Creed is that rarest of things: a standalone film with real emotional punch and thematic complexity that also continues and expands upon a very well-established, now almost cliché franchise. It may even open the way for a whole new series of films but so perfectly handled is it that it can't help but feel like tempting the fates to try and continue the series, especially if they do so without Stallone.

And that, of course, is one of the film's greatest strengths and greatest weaknesses. Stallone has often been criticized for his acting abilities but his sterling work here reminds us once again just how great, how iconic a character Rocky so obviously is, but also how astonishingly good he is in the role. It may even be his best work in the franchise to date. The problem, then, is that no matter how good the rest of the cast is – and with Michael B Jordan knocking it out of the park and Tessa Thompson channeling her inner Lisa Bonet, it's very, very good indeed – Rocky and Stallone can't help but utterly overshadow them.
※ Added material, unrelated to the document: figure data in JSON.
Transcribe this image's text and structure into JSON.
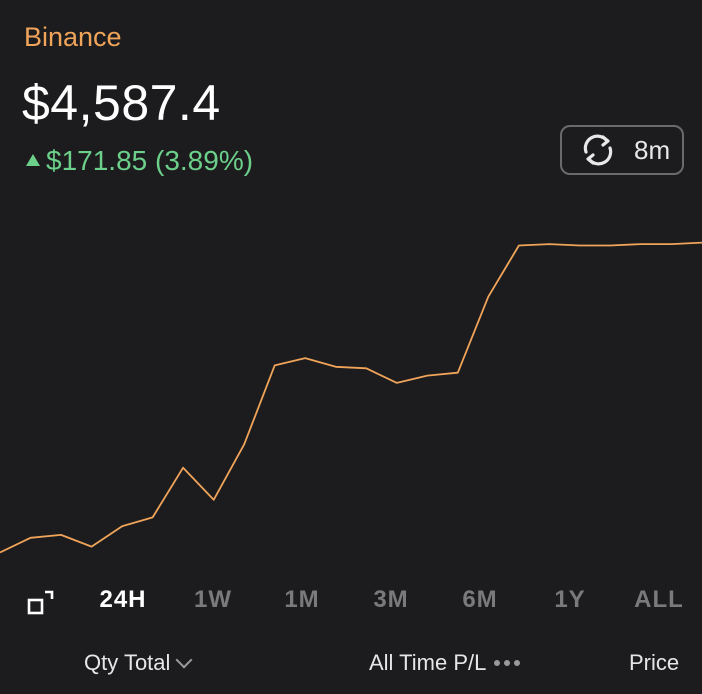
{
  "header": {
    "exchange": "Binance",
    "price": "$4,587.4",
    "change": "$171.85 (3.89%)",
    "change_direction_icon": "up-triangle-icon",
    "change_color": "#6ccf8a",
    "accent_color": "#f0a45a"
  },
  "refresh": {
    "icon": "refresh-icon",
    "label": "8m"
  },
  "chart_data": {
    "type": "line",
    "color": "#f0a45a",
    "grid": false,
    "title": "",
    "xlabel": "",
    "ylabel": "",
    "x": [
      0,
      1,
      2,
      3,
      4,
      5,
      6,
      7,
      8,
      9,
      10,
      11,
      12,
      13,
      14,
      15,
      16,
      17,
      18,
      19,
      20,
      21,
      22,
      23
    ],
    "values": [
      4402,
      4412,
      4414,
      4406,
      4420,
      4426,
      4460,
      4438,
      4476,
      4530,
      4535,
      4529,
      4528,
      4518,
      4523,
      4525,
      4577,
      4612,
      4613,
      4612,
      4612,
      4613,
      4613,
      4614
    ],
    "ylim": [
      4390,
      4650
    ]
  },
  "ranges": {
    "expand_icon": "expand-icon",
    "items": [
      "24H",
      "1W",
      "1M",
      "3M",
      "6M",
      "1Y",
      "ALL"
    ],
    "active": "24H"
  },
  "footer": {
    "qty_label": "Qty Total",
    "pl_label": "All Time P/L",
    "price_label": "Price"
  }
}
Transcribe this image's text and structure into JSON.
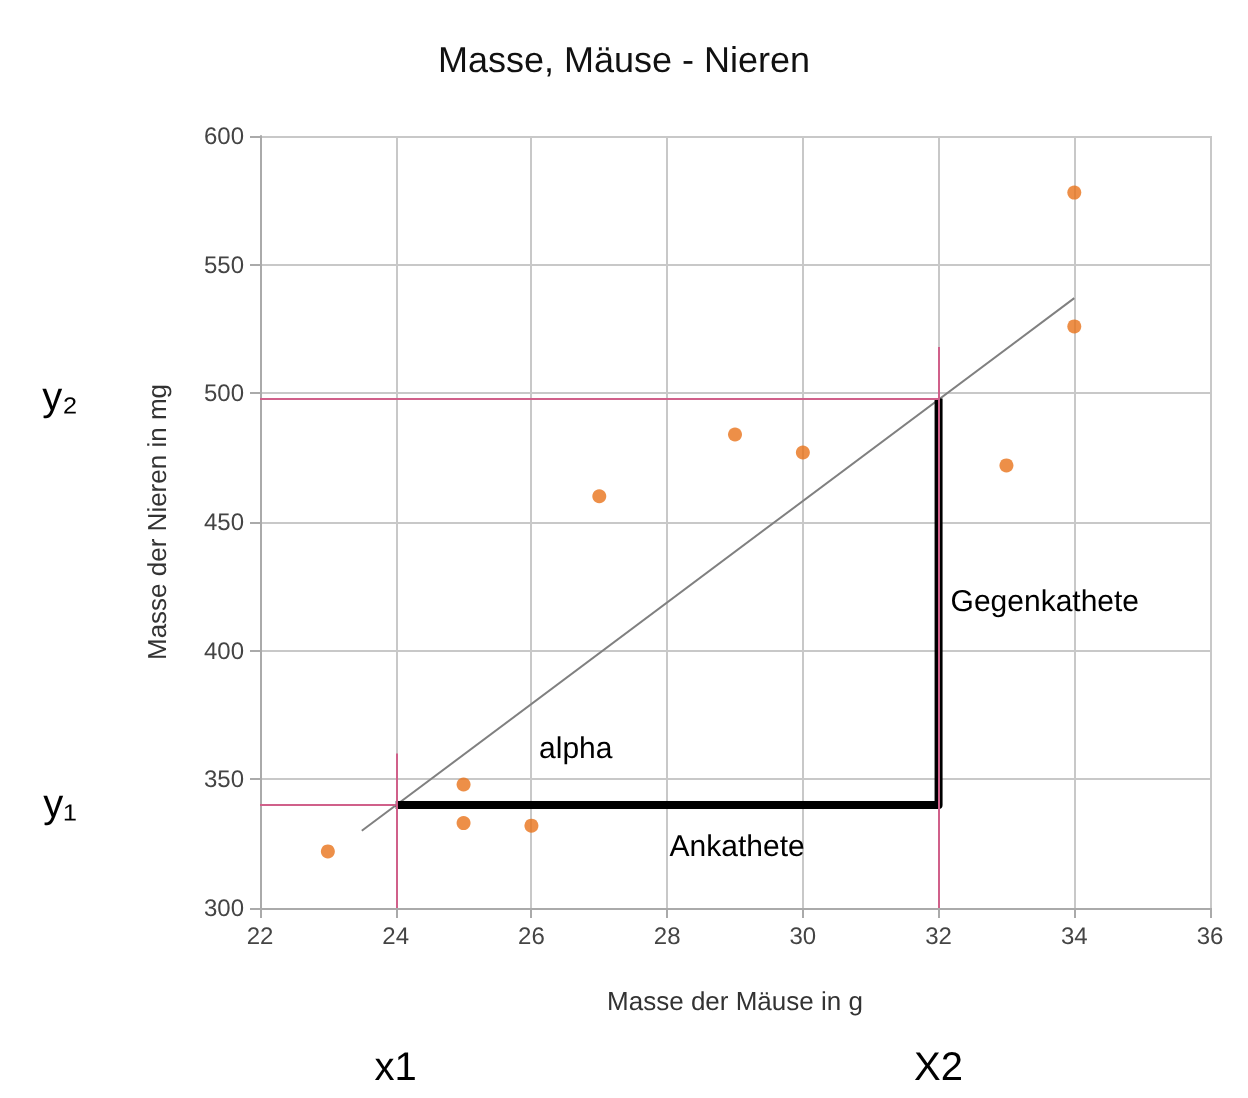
{
  "chart_data": {
    "type": "scatter",
    "title": "Masse, Mäuse - Nieren",
    "xlabel": "Masse der Mäuse in g",
    "ylabel": "Masse der Nieren in mg",
    "series": [
      {
        "type": "scatter",
        "color": "#e8731a",
        "x": [
          23,
          25,
          25,
          26,
          27,
          29,
          30,
          33,
          34,
          34
        ],
        "values": [
          322,
          348,
          333,
          332,
          460,
          484,
          477,
          472,
          578,
          526
        ]
      },
      {
        "type": "line",
        "marker": "none",
        "color": "#808080",
        "x": [
          23.5,
          34
        ],
        "values": [
          330,
          537
        ]
      },
      {
        "type": "line",
        "marker": "none",
        "color": "#000000",
        "x": [
          24,
          32,
          32
        ],
        "values": [
          340,
          340,
          498
        ]
      }
    ],
    "xlim": [
      22,
      36
    ],
    "xticks": [
      22,
      24,
      26,
      28,
      30,
      32,
      34,
      36
    ],
    "ylim": [
      300,
      600
    ],
    "yticks": [
      300,
      350,
      400,
      450,
      500,
      550,
      600
    ],
    "grid": true,
    "marker": "circle",
    "ref_lines": [
      {
        "axis": "x",
        "value": 24,
        "color": "#d0608a"
      },
      {
        "axis": "x",
        "value": 32,
        "color": "#d0608a"
      },
      {
        "axis": "y",
        "value": 340,
        "color": "#d0608a"
      },
      {
        "axis": "y",
        "value": 498,
        "color": "#d0608a"
      }
    ],
    "annotations": [
      "alpha",
      "Ankathete",
      "Gegenkathete",
      "x1",
      "X2",
      "y₁",
      "y₂"
    ]
  }
}
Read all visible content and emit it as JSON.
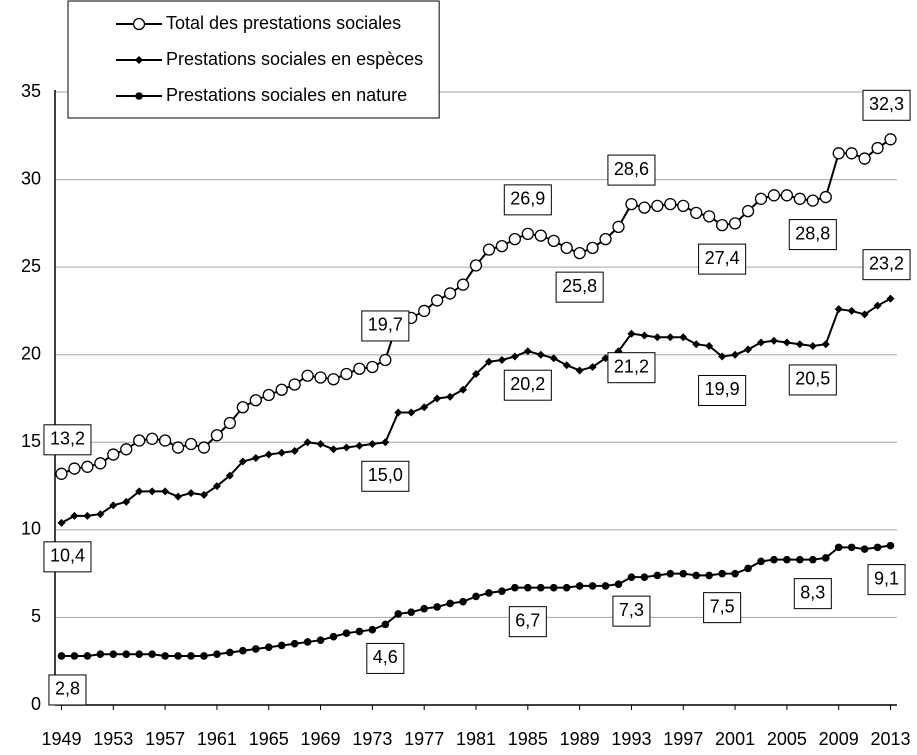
{
  "chart_data": {
    "type": "line",
    "x": [
      1949,
      1950,
      1951,
      1952,
      1953,
      1954,
      1955,
      1956,
      1957,
      1958,
      1959,
      1960,
      1961,
      1962,
      1963,
      1964,
      1965,
      1966,
      1967,
      1968,
      1969,
      1970,
      1971,
      1972,
      1973,
      1974,
      1975,
      1976,
      1977,
      1978,
      1979,
      1980,
      1981,
      1982,
      1983,
      1984,
      1985,
      1986,
      1987,
      1988,
      1989,
      1990,
      1991,
      1992,
      1993,
      1994,
      1995,
      1996,
      1997,
      1998,
      1999,
      2000,
      2001,
      2002,
      2003,
      2004,
      2005,
      2006,
      2007,
      2008,
      2009,
      2010,
      2011,
      2012,
      2013
    ],
    "xlim": [
      1948.5,
      2013.5
    ],
    "xticks": [
      1949,
      1953,
      1957,
      1961,
      1965,
      1969,
      1973,
      1977,
      1981,
      1985,
      1989,
      1993,
      1997,
      2001,
      2005,
      2009,
      2013
    ],
    "ylim": [
      0,
      35
    ],
    "yticks": [
      0,
      5,
      10,
      15,
      20,
      25,
      30,
      35
    ],
    "grid": true,
    "legend": "upper left",
    "series": [
      {
        "name": "Total des prestations sociales",
        "color": "#000000",
        "marker": "open-circle",
        "values": [
          13.2,
          13.5,
          13.6,
          13.8,
          14.3,
          14.6,
          15.1,
          15.2,
          15.1,
          14.7,
          14.9,
          14.7,
          15.4,
          16.1,
          17.0,
          17.4,
          17.7,
          18.0,
          18.3,
          18.8,
          18.7,
          18.6,
          18.9,
          19.2,
          19.3,
          19.7,
          22.0,
          22.1,
          22.5,
          23.1,
          23.5,
          24.0,
          25.1,
          26.0,
          26.2,
          26.6,
          26.9,
          26.8,
          26.5,
          26.1,
          25.8,
          26.1,
          26.6,
          27.3,
          28.6,
          28.4,
          28.5,
          28.6,
          28.5,
          28.1,
          27.9,
          27.4,
          27.5,
          28.2,
          28.9,
          29.1,
          29.1,
          28.9,
          28.8,
          29.0,
          31.5,
          31.5,
          31.2,
          31.8,
          32.3
        ],
        "value_labels": [
          "13,2",
          null,
          null,
          null,
          null,
          null,
          null,
          null,
          null,
          null,
          null,
          null,
          null,
          null,
          null,
          null,
          null,
          null,
          null,
          null,
          null,
          null,
          null,
          null,
          null,
          "19,7",
          null,
          null,
          null,
          null,
          null,
          null,
          null,
          null,
          null,
          null,
          "26,9",
          null,
          null,
          null,
          "25,8",
          null,
          null,
          null,
          "28,6",
          null,
          null,
          null,
          null,
          null,
          null,
          "27,4",
          null,
          null,
          null,
          null,
          null,
          null,
          "28,8",
          null,
          null,
          null,
          null,
          null,
          "32,3"
        ]
      },
      {
        "name": "Prestations sociales en espèces",
        "color": "#000000",
        "marker": "diamond",
        "values": [
          10.4,
          10.8,
          10.8,
          10.9,
          11.4,
          11.6,
          12.2,
          12.2,
          12.2,
          11.9,
          12.1,
          12.0,
          12.5,
          13.1,
          13.9,
          14.1,
          14.3,
          14.4,
          14.5,
          15.0,
          14.9,
          14.6,
          14.7,
          14.8,
          14.9,
          15.0,
          16.7,
          16.7,
          17.0,
          17.5,
          17.6,
          18.0,
          18.9,
          19.6,
          19.7,
          19.9,
          20.2,
          20.0,
          19.8,
          19.4,
          19.1,
          19.3,
          19.8,
          20.2,
          21.2,
          21.1,
          21.0,
          21.0,
          21.0,
          20.6,
          20.5,
          19.9,
          20.0,
          20.3,
          20.7,
          20.8,
          20.7,
          20.6,
          20.5,
          20.6,
          22.6,
          22.5,
          22.3,
          22.8,
          23.2
        ],
        "value_labels": [
          "10,4",
          null,
          null,
          null,
          null,
          null,
          null,
          null,
          null,
          null,
          null,
          null,
          null,
          null,
          null,
          null,
          null,
          null,
          null,
          null,
          null,
          null,
          null,
          null,
          null,
          "15,0",
          null,
          null,
          null,
          null,
          null,
          null,
          null,
          null,
          null,
          null,
          "20,2",
          null,
          null,
          null,
          null,
          null,
          null,
          null,
          "21,2",
          null,
          null,
          null,
          null,
          null,
          null,
          "19,9",
          null,
          null,
          null,
          null,
          null,
          null,
          "20,5",
          null,
          null,
          null,
          null,
          null,
          "23,2"
        ]
      },
      {
        "name": "Prestations sociales en nature",
        "color": "#000000",
        "marker": "dot",
        "values": [
          2.8,
          2.8,
          2.8,
          2.9,
          2.9,
          2.9,
          2.9,
          2.9,
          2.8,
          2.8,
          2.8,
          2.8,
          2.9,
          3.0,
          3.1,
          3.2,
          3.3,
          3.4,
          3.5,
          3.6,
          3.7,
          3.9,
          4.1,
          4.2,
          4.3,
          4.6,
          5.2,
          5.3,
          5.5,
          5.6,
          5.8,
          5.9,
          6.2,
          6.4,
          6.5,
          6.7,
          6.7,
          6.7,
          6.7,
          6.7,
          6.8,
          6.8,
          6.8,
          6.9,
          7.3,
          7.3,
          7.4,
          7.5,
          7.5,
          7.4,
          7.4,
          7.5,
          7.5,
          7.8,
          8.2,
          8.3,
          8.3,
          8.3,
          8.3,
          8.4,
          9.0,
          9.0,
          8.9,
          9.0,
          9.1
        ],
        "value_labels": [
          "2,8",
          null,
          null,
          null,
          null,
          null,
          null,
          null,
          null,
          null,
          null,
          null,
          null,
          null,
          null,
          null,
          null,
          null,
          null,
          null,
          null,
          null,
          null,
          null,
          null,
          "4,6",
          null,
          null,
          null,
          null,
          null,
          null,
          null,
          null,
          null,
          null,
          "6,7",
          null,
          null,
          null,
          null,
          null,
          null,
          null,
          "7,3",
          null,
          null,
          null,
          null,
          null,
          null,
          "7,5",
          null,
          null,
          null,
          null,
          null,
          null,
          "8,3",
          null,
          null,
          null,
          null,
          null,
          "9,1"
        ]
      }
    ]
  }
}
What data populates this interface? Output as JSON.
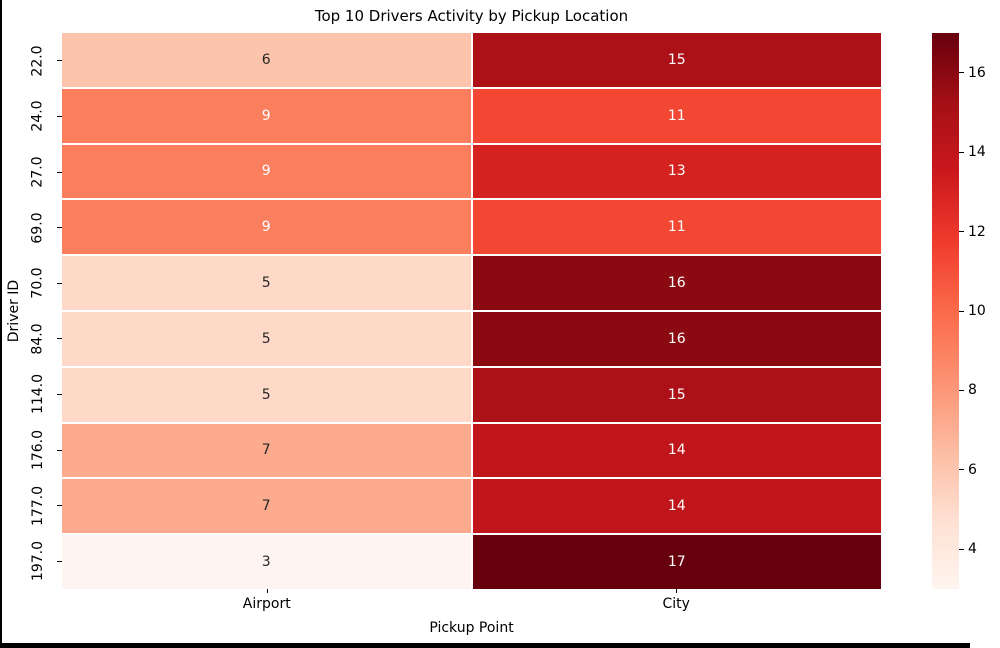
{
  "chart_data": {
    "type": "heatmap",
    "title": "Top 10 Drivers Activity by Pickup Location",
    "xlabel": "Pickup Point",
    "ylabel": "Driver ID",
    "x_tick_labels": [
      "Airport",
      "City"
    ],
    "y_tick_labels": [
      "22.0",
      "24.0",
      "27.0",
      "69.0",
      "70.0",
      "84.0",
      "114.0",
      "176.0",
      "177.0",
      "197.0"
    ],
    "values": [
      [
        6,
        15
      ],
      [
        9,
        11
      ],
      [
        9,
        13
      ],
      [
        9,
        11
      ],
      [
        5,
        16
      ],
      [
        5,
        16
      ],
      [
        5,
        15
      ],
      [
        7,
        14
      ],
      [
        7,
        14
      ],
      [
        3,
        17
      ]
    ],
    "vmin": 3,
    "vmax": 17,
    "colormap": "Reds",
    "grid_line_color": "#ffffff",
    "background": "#ffffff",
    "cell_colors": [
      [
        "#fcc4ac",
        "#ac1117"
      ],
      [
        "#fb7e5e",
        "#f24733"
      ],
      [
        "#fb7e5e",
        "#d42221"
      ],
      [
        "#fb7e5e",
        "#f24733"
      ],
      [
        "#fed9c8",
        "#8b0a12"
      ],
      [
        "#fed9c8",
        "#8b0a12"
      ],
      [
        "#fed9c8",
        "#ac1117"
      ],
      [
        "#fcab8f",
        "#c0161b"
      ],
      [
        "#fcab8f",
        "#c0161b"
      ],
      [
        "#fff5f0",
        "#67000d"
      ]
    ],
    "annot_color_dark": "#262626",
    "annot_color_light": "#ffffff",
    "annot_white_threshold": 9,
    "colorbar": {
      "ticks": [
        16,
        14,
        12,
        10,
        8,
        6,
        4
      ],
      "gradient_top_to_bottom": [
        "#67000d",
        "#a50f15",
        "#cb181d",
        "#ef3b2c",
        "#fb6a4a",
        "#fc9272",
        "#fcbba1",
        "#fee0d2",
        "#fff5f0"
      ]
    }
  }
}
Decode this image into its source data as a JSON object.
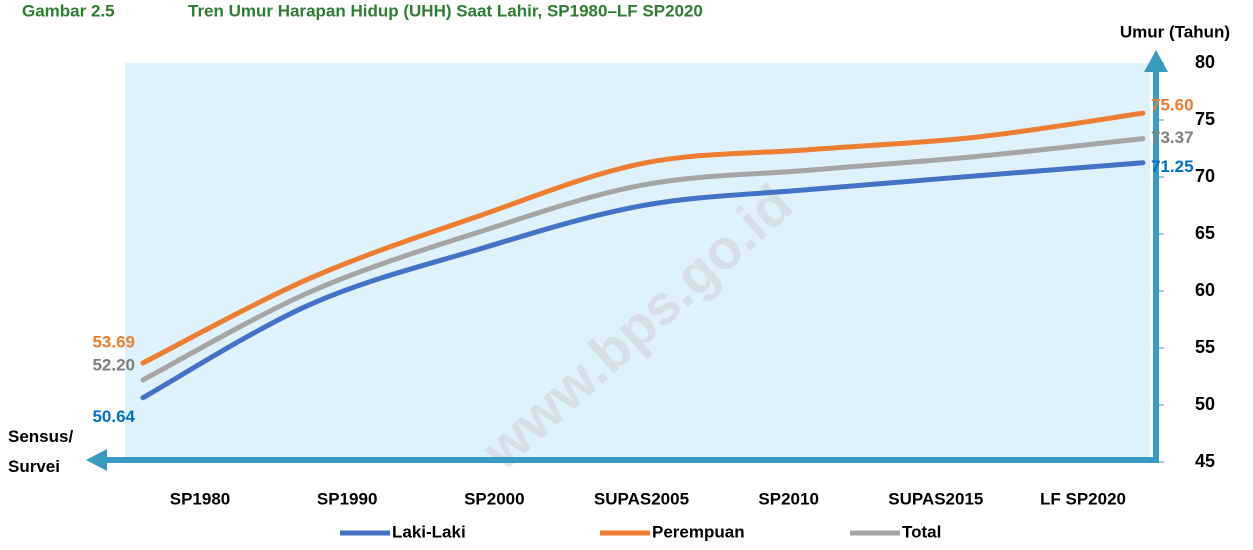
{
  "chart_data": {
    "type": "line",
    "figure_label": "Gambar 2.5",
    "title": "Tren Umur Harapan Hidup (UHH) Saat Lahir, SP1980–LF SP2020",
    "y_axis_label": "Umur (Tahun)",
    "x_axis_label": "Sensus/ Survei",
    "watermark": "www.bps.go.id",
    "categories": [
      "SP1980",
      "SP1990",
      "SP2000",
      "SUPAS2005",
      "SP2010",
      "SUPAS2015",
      "LF SP2020"
    ],
    "series": [
      {
        "name": "Laki-Laki",
        "color": "#4472c4",
        "label_color": "#0070c0",
        "values": [
          50.64,
          58.8,
          63.6,
          67.5,
          68.9,
          70.1,
          71.25
        ],
        "value_labels": [
          "50.64",
          null,
          null,
          null,
          null,
          null,
          "71.25"
        ]
      },
      {
        "name": "Perempuan",
        "color": "#ed7d31",
        "label_color": "#ed7d31",
        "values": [
          53.69,
          61.1,
          66.5,
          71.2,
          72.4,
          73.5,
          75.6
        ],
        "value_labels": [
          "53.69",
          null,
          null,
          null,
          null,
          null,
          "75.60"
        ]
      },
      {
        "name": "Total",
        "color": "#a5a5a5",
        "label_color": "#7f7f7f",
        "values": [
          52.2,
          59.9,
          65.1,
          69.3,
          70.6,
          71.8,
          73.37
        ],
        "value_labels": [
          "52.20",
          null,
          null,
          null,
          null,
          null,
          "73.37"
        ]
      }
    ],
    "ylim": [
      45,
      80
    ],
    "yticks": [
      45,
      50,
      55,
      60,
      65,
      70,
      75,
      80
    ],
    "y_axis_side": "right",
    "grid": false,
    "legend": "bottom",
    "plot_background": "#dff1fb",
    "axis_color": "#3b9ac0"
  }
}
It also probably doesn't help that the film's “villain”, a dickish Liverpudlian boxing champ, is easily the least memorable baddie in the series.

Finally, mention must be made of the music. Creed features a whole new score and replaces the feel-good pop songs of past films with an edgier hip hop beat, but it's actually just another case of the film so brilliantly balancing the old and the new. Along with its presumably unintentional riff on Burt Bacharach's famous theme song from Alfie (“What's it all about... Aaaaalfie”),it constantly references the classic Rocky score without actually replicating it. When the classic Rocky theme, Gonna Fly Now, does finally come in, therefore, it's a fist-pumping, heart-leaping, smile-forming moment that proves once and for all just how bloody well everything else around it is working.